One of the simplest and most important aspects of running and exercising, which is often overlooked by athletes, is that of rest and recovery. If you ignore advice and refuse to take a day off from your training routine, you are at your most vulnerable to injuries like shin splints, stress fractures and strains from overuse and training too much. Repair and rebuilding of damaged muscles can only occur during a recovery period. Therefore, your ambitions whatever they are can be seriously undermined.

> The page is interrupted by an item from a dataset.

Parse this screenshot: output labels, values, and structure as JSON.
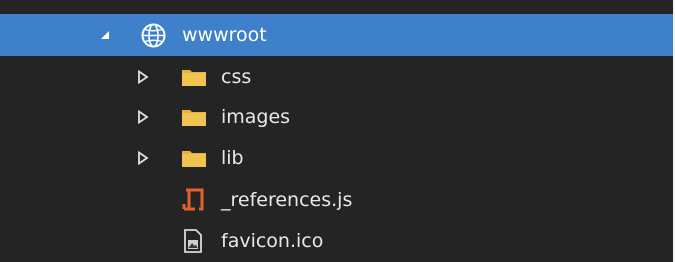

The recovery process even starts when exercising as you need to include a warm up and also a warm down to prevent your legs from becoming stiff and sore, and therefore preventing injury and allowing you to train for your next session. Ideally this should be at least ten minutes for both. Nutrition is also vital, as you need to introduce food into your system, ideally within thirty minutes, as this is your first step to aid in the process of recovering faster, and should ideally be a mix of carbohydrates and protein. Your second nutrition intake should be within one to three hours (post exercise), comprising of a meal or snack that is high in protein and ideally includes a healthy fat and carbohydrate combination. This will help decrease muscle soreness and increase your ability to push harder and run faster during your next workout. To help complement this, sleep is also vital, as apparently incorporating adequate sleep and nutrition can account for about 90 – 95% of active recovery. This is particularly important, during taper weeks, as you should ideally aim for about eight hours sleep per night, so you are at your optimum performance, come race day.

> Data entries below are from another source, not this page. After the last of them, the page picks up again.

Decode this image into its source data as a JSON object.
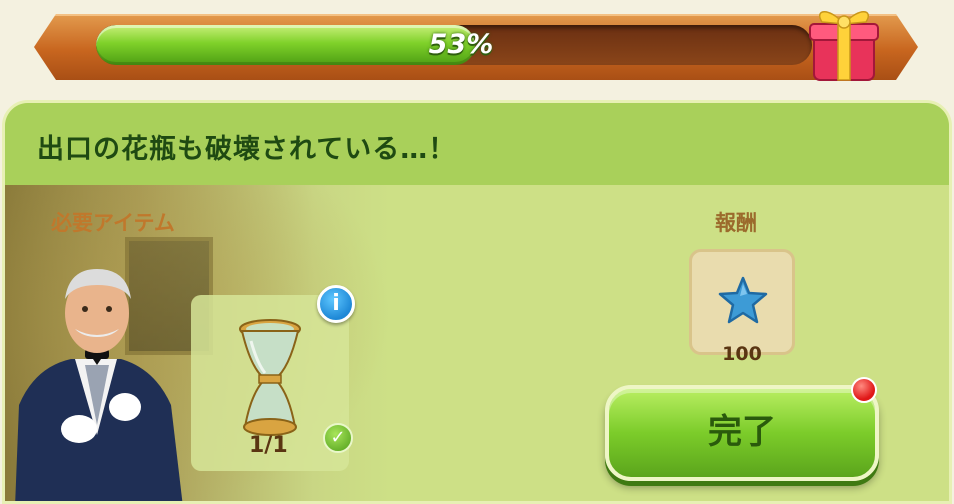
{
  "progress": {
    "fraction": 0.53,
    "label": "53%"
  },
  "quest": {
    "title": "出口の花瓶も破壊されている…！",
    "required_label": "必要アイテム",
    "item": {
      "icon": "vase-icon",
      "count": "1/1",
      "completed": true
    }
  },
  "reward": {
    "label": "報酬",
    "icon": "blue-star-icon",
    "amount": "100"
  },
  "actions": {
    "complete_label": "完了",
    "has_notification": true
  },
  "colors": {
    "panel": "#cde086",
    "header": "#a9d05a",
    "button": "#7ccc2a",
    "frame": "#c8661f"
  }
}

I am also firm believer that wearing various compression shorts and tights has aided in the recovery process and limited my exposure to becoming injured. However, after a very tough run or session, where my legs are feeling stiff and sore, I'll wear my compression calve sleeves. These help muscles benefit from improved oxygenation, helping to reduce the possibility of cramps and injuries. Another minor aspect I have started to use more regularly is the use of a foam roller. After battling an ITBS injury back in late January, the roller helped fast track the recovery process. This can be particularly important if you have soreness from a hard workout, as it helps you push the metabolic waste, and promotes circulation.

he bottom line comes down to the fact that an athlete must give this process proper focus over the long haul, if they want to reap the benefits of active rest and recovery. Whatever process you use, it should ultimately be given the same dedication as your training schedule to make it worthwhile.